But what is the Central Limit Theorem?
Based on 3Blue1Brown's video on YouTube. If you like this content, support the original creators by watching, liking and subscribing to their content.
Bell-curve behavior emerges when many independent samples are added, after centering by the mean and scaling by the standard deviation.
Briefing
A single, chaotic process can be unpredictable ball-by-ball, yet the totals across many repetitions settle into a remarkably stable pattern: the bell curve. That stability is the core promise of the central limit theorem—no matter what distribution a single roll comes from (even a skewed one), the properly centered and rescaled sum of many independent samples approaches a universal normal distribution. This matters because it turns messy randomness into predictable probabilities, letting people compute ranges like “where a sum will land” with only a mean and a standard deviation.
The lesson builds the idea from a Galton board. In an idealized version, each bounce is a 50-50 choice that nudges a ball left or right by +1 or −1. After many such random choices, the final bucket corresponds to the sum of those ±1 steps. Repeating this for many balls yields a distribution of sums. With only a few steps (few rows), the shape is rough and can resemble the original asymmetries of the underlying randomness. As the number of steps grows, the distribution becomes smoother and more symmetric, converging toward a bell curve.
To generalize beyond pegs and bounces, the discussion shifts to random variables and sums. Take a random variable X (for example, the outcome of a die roll) and form a new variable by adding n independent copies of X. The central limit theorem claims that as n increases, the distribution of that sum approaches a normal distribution after centering by the mean and scaling by the standard deviation.

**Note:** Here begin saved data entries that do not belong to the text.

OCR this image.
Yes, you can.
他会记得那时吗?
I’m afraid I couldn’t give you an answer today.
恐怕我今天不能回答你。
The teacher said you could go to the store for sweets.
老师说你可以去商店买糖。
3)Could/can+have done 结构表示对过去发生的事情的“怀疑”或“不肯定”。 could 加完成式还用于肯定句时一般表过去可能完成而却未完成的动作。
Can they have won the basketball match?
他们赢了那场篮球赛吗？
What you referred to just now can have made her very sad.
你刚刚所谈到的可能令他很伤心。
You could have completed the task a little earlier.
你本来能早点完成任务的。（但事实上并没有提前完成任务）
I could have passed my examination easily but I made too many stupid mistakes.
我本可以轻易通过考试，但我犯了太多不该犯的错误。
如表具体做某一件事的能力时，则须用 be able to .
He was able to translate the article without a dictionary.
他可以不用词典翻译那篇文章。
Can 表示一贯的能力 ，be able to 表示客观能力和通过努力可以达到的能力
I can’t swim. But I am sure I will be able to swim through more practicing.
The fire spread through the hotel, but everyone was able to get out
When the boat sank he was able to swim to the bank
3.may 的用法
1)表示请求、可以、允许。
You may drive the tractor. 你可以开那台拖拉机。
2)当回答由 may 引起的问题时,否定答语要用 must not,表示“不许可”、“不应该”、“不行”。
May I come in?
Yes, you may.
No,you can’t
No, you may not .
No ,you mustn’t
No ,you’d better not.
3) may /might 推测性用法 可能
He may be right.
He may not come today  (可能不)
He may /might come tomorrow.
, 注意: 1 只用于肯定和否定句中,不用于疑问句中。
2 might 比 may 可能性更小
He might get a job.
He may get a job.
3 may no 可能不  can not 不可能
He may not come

The key quantitative ingredients are the mean and variance: the mean of a sum scales linearly with n, while the variance of a sum adds across independent variables. That means the standard deviation grows like the square root of n, so the distribution spreads out, but not as fast as the mean shifts.
The normal distribution’s exact formula is then constructed. Its shape comes from an exponential of a negative square, e^(−x^2/2), and its normalization constant is chosen so the total area under the curve equals 1. That requirement introduces the factor involving π, yielding the standard normal density: (1/√(2π))·e^(−x^2/2). From there, any normal distribution is obtained by shifting by μ (the mean) and stretching by σ (the standard deviation).

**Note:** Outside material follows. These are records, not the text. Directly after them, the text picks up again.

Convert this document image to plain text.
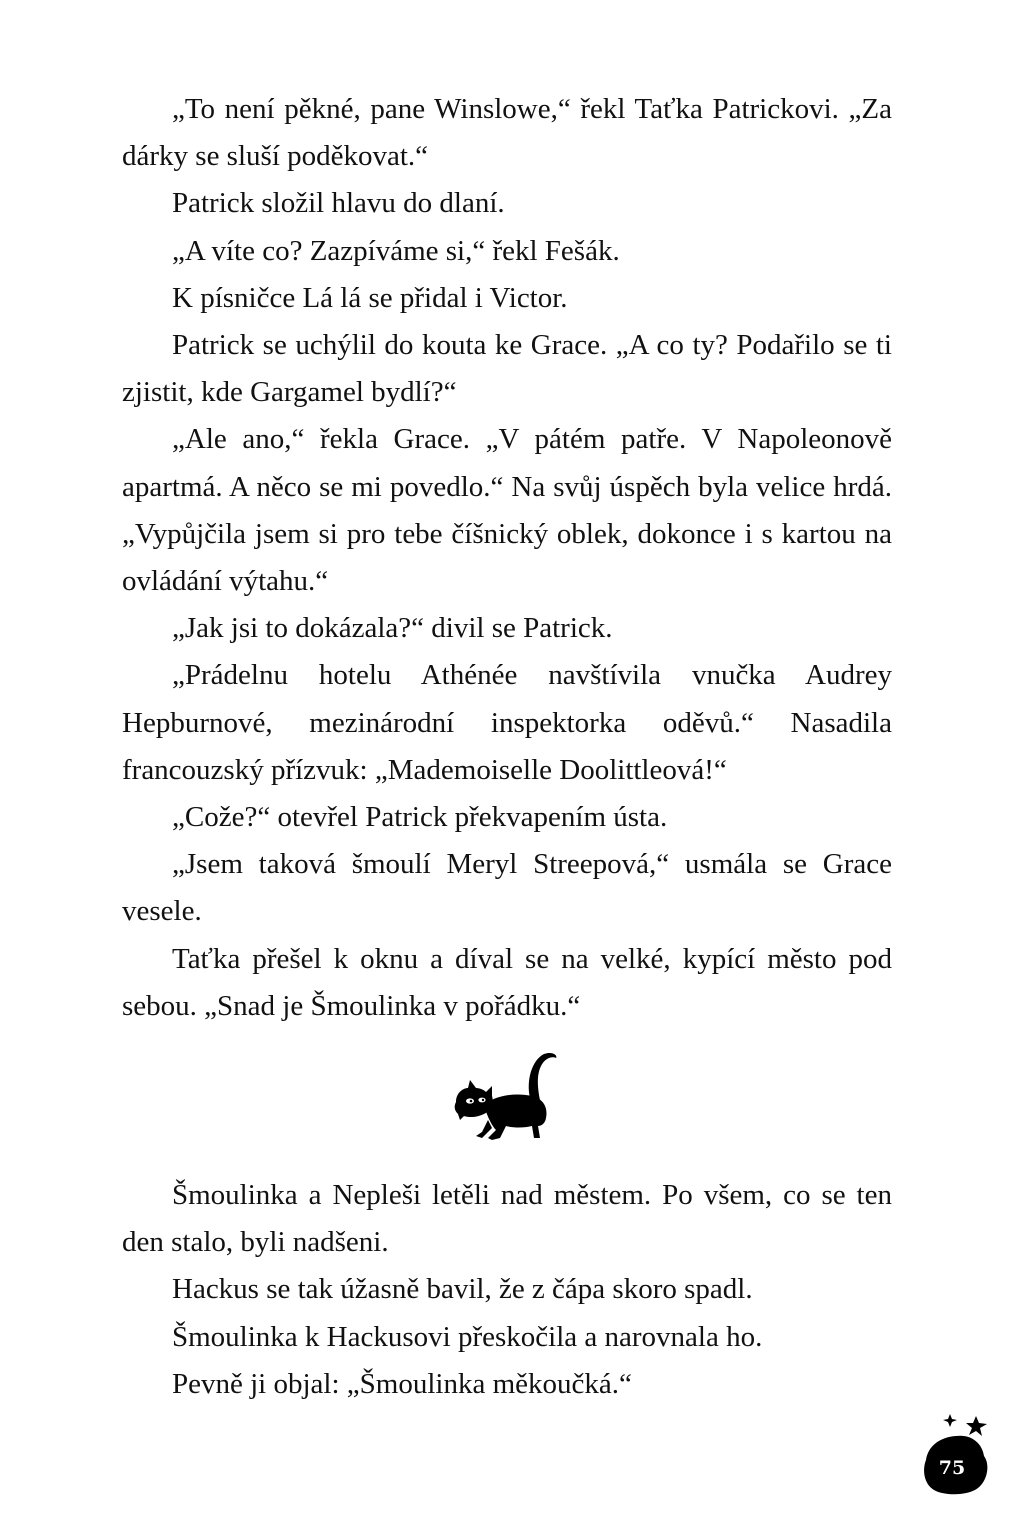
„To není pěkné, pane Winslowe,“ řekl Taťka Patrickovi. „Za dárky se sluší poděkovat.“

Patrick složil hlavu do dlaní.

„A víte co? Zazpíváme si,“ řekl Fešák.

K písničce Lá lá se přidal i Victor.

Patrick se uchýlil do kouta ke Grace. „A co ty? Podařilo se ti zjistit, kde Gargamel bydlí?“

„Ale ano,“ řekla Grace. „V pátém patře. V Napoleonově apartmá. A něco se mi povedlo.“ Na svůj úspěch byla velice hrdá. „Vypůjčila jsem si pro tebe číšnický oblek, dokonce i s kartou na ovládání výtahu.“

„Jak jsi to dokázala?“ divil se Patrick.

„Prádelnu hotelu Athénée navštívila vnučka Audrey Hepburnové, mezinárodní inspektorka oděvů.“ Nasadila francouzský přízvuk: „Mademoiselle Doolittleová!“

„Cože?“ otevřel Patrick překvapením ústa.

„Jsem taková šmoulí Meryl Streepová,“ usmála se Grace vesele.

Taťka přešel k oknu a díval se na velké, kypící město pod sebou. „Snad je Šmoulinka v pořádku.“

Šmoulinka a Nepleši letěli nad městem. Po všem, co se ten den stalo, byli nadšeni.

Hackus se tak úžasně bavil, že z čápa skoro spadl.

Šmoulinka k Hackusovi přeskočila a narovnala ho.

Pevně ji objal: „Šmoulinka měkoučká.“

75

The practical payoff is illustrated with a concrete problem: rolling a fair die 100 times and finding a range that captures 95% of outcomes. The mean of one die is 3.5 and the standard deviation is about 1.71 (computed from variance 2.92). For 100 rolls, the mean becomes 350 and the standard deviation becomes 17.1. Using the common “68–95–99.7” rule, the 95% interval corresponds to roughly mean ± 2 standard deviations, giving about 316 to 384.

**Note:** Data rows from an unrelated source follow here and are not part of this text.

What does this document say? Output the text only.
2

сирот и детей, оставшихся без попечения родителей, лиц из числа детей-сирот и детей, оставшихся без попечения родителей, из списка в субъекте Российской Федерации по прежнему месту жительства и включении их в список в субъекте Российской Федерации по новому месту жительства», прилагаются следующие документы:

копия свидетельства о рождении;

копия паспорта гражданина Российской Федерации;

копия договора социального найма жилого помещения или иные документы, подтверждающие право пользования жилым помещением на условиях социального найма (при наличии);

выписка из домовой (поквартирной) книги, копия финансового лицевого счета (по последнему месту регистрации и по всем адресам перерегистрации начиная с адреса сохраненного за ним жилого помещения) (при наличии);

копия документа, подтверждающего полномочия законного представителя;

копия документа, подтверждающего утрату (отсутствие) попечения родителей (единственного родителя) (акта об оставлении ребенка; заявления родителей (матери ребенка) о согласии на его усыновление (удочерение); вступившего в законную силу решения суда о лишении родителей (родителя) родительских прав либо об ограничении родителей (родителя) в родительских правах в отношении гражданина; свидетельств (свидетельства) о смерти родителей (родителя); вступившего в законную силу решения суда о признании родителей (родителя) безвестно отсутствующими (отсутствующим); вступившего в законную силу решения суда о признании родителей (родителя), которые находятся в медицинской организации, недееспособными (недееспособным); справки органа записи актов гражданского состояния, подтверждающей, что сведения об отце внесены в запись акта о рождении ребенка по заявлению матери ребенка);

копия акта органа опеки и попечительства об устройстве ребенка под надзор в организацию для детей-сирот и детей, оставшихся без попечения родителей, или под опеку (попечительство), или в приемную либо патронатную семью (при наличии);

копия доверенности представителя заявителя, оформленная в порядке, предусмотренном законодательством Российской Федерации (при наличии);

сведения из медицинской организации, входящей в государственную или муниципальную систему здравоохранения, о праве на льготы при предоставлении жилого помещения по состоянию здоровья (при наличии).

Finally, the theorem’s assumptions are laid out: the summed variables must be independent, identically distributed (IID), and have finite variance. Independence fails on a real Galton board because one bounce affects the next, and identical distribution can also fail because different pegs may bias outcomes. Still, broader generalizations can sometimes rescue the bell-curve behavior. The warning is that assuming normality without justification is common—and often wrong—especially when variance is infinite, where convergence to a normal distribution may fail.
Cornell Notes
The central limit theorem explains why bell curves appear so often: add up many independent samples from a single random variable, then center by the mean and scale by the standard deviation, and the resulting distribution approaches a universal normal (Gaussian) shape. The mean of the sum grows proportionally to n, while the variance adds, so the standard deviation grows like √n. The normal distribution’s density is (1/√(2π))·e^(−x^2/2), with π entering through the normalization that forces the total area under the curve to equal 1. This lets people compute probability ranges—like an approximate 95% interval using mean ± 2σ—using only the underlying mean and variance.
Why does adding many random outcomes produce a bell curve even when the original distribution is skewed?
What exactly changes when you sum n copies of a random variable—mean or spread?
How is the normal distribution formula built, and where does π come from?
How does the central limit theorem translate into a 95% range for sums like “100 die rolls”?
What do the assumptions IID and finite variance mean in this context?
Review Questions
- If X has mean μ and variance σ^2, what are the mean and variance of the sum of n independent copies of X?
- Why does the standard deviation of a sum scale like √n rather than n?
- What goes wrong with the central limit theorem if the underlying variable has infinite variance?
Key Points
- 1
Bell-curve behavior emerges when many independent samples are added, after centering by the mean and scaling by the standard deviation.
- 2
For sums of independent variables, variance adds; standard deviation grows like the square root of the number of terms.
- 3
The standard normal density is (1/√(2π))·e^(−x^2/2), with π appearing from the normalization that forces total area to equal 1.
- 4
A practical 95% interval for large sums is often approximated by mean ± 2 standard deviations using the 68–95–99.7 rule.
- 5
The central limit theorem relies on independence, identical distribution (IID), and finite variance; violating these can break normal convergence.
- 6
Real systems like a Galton board may violate IID assumptions, yet bell-curve behavior can still arise under broader generalizations—though normality should not be assumed blindly.